HC Deb 16 July 1987 vol 119 cc1310-1 5.13 pm
Mr. Frank Cook (Stockton, North)

On a point of order, Mr. Speaker. I do not consider myself a journeyman in the ways of this Chamber, so I must seek your guidance. Is it in order for an hon. Member during business questions to pose a carefully prepared question to the Leader of the House that elicits an equally carefully prepared answer? Neither question nor answer referred to the business of the House; it simply enabled the Leader of the House to make a governmental statement on a newspaper article on the day in question and to make a denial. Is this not a disorderly use of the proceedings of the Chamber? Is it not a practice similar to that which obliged you, Sir, only recently to admonish the Government for an abuse of the proceedings of the House? Would not a similar admonishment be proper in this instance?

Mr. Speaker

Business questions are traditionally wide. I have no foreknowledge of a question that an hon. Member may ask, nor of the answer that may be given to him. I cannot help the hon. Gentleman on that.

Mr. Dennis Skinner (Bolsover)

On a point of order, Mr.
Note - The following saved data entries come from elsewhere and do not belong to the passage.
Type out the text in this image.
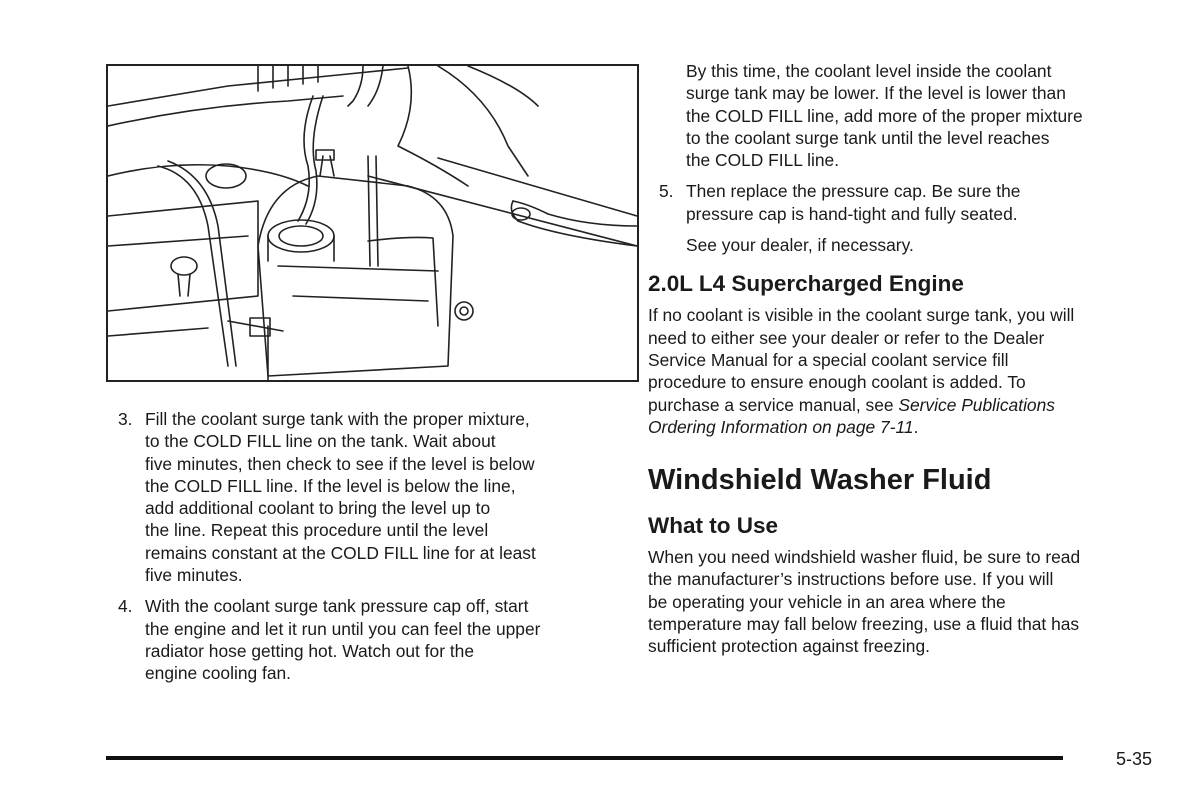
3. Fill the coolant surge tank with the proper mixture,

to the COLD FILL line on the tank. Wait about

five minutes, then check to see if the level is below

the COLD FILL line. If the level is below the line,

add additional coolant to bring the level up to

the line. Repeat this procedure until the level

remains constant at the COLD FILL line for at least

five minutes.

4. With the coolant surge tank pressure cap off, start

the engine and let it run until you can feel the upper

radiator hose getting hot. Watch out for the

engine cooling fan.

By this time, the coolant level inside the coolant

surge tank may be lower. If the level is lower than

the COLD FILL line, add more of the proper mixture

to the coolant surge tank until the level reaches

the COLD FILL line.

5. Then replace the pressure cap. Be sure the

pressure cap is hand-tight and fully seated.

See your dealer, if necessary.
2.0L L4 Supercharged Engine
If no coolant is visible in the coolant surge tank, you will
need to either see your dealer or refer to the Dealer
Service Manual for a special coolant service fill
procedure to ensure enough coolant is added. To
purchase a service manual, see Service Publications
Ordering Information on page 7-11.
Windshield Washer Fluid
What to Use
When you need windshield washer fluid, be sure to read
the manufacturer’s instructions before use. If you will
be operating your vehicle in an area where the
temperature may fall below freezing, use a fluid that has
sufficient protection against freezing.
5-35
Speaker. You will recall that during business questions I referred to the call by some Members of Parliament for a six-day week for the miners and to the need for a debate on the issue, especially when Tory Members of Parliament are just off on three months' holidays. During the course of my question I referred——

Mr. Speaker

Order. The hon. Gentleman must not continue business questions.

Mr. Skinner

I want to refer to Hansard.

Mr. Speaker

The hon. Gentleman cannot do that. We cannot have a continuation of business questions. The hon. Gentleman asked his question and got his answer. I accept that it may be an answer that he did not like, but——

Mr. Skinner

It is not that.

Mr. Speaker

Order. This is not a point of order for me. Mr. Skinner: Yes, it is.

Mr. Speaker

Unless the hon. Gentleman can make this a point of order for me, I will have to stop him.

Mr. Skinner

Mr. Speaker, everybody knows that you have some responsibility for the Official Report. In my statement, I quoted the fact that the chairman of the London Docklands Development Corporation received £27,096 a year for a two-day week. I said no more and no less than that. In his response, the Leader of the House said that I had said things that were not true about this chairman. I quoted from Hansard, column 135, on 7 July and I have made——

Mr. Speaker

Order. Does the Leader of the House wish to clear this matter up?

The Lord Privy Seal and Leader of the House of Commons (Mr. John Wakeham)

Further to that point of order, Mr. Speaker. This is a simple matter. The hon. Gentleman will know, when he reads Hansard, that I did not question the fact of the salary paid to Mr. Christopher Benson. I disagreed with the hon. Gentleman when he said that the salary paid was not justifiable. Mr. Benson is worth every penny of his salary and he has done a great deal for the London docklands.

Mr. Speaker

I hope that this will not be a precedent for carrying on.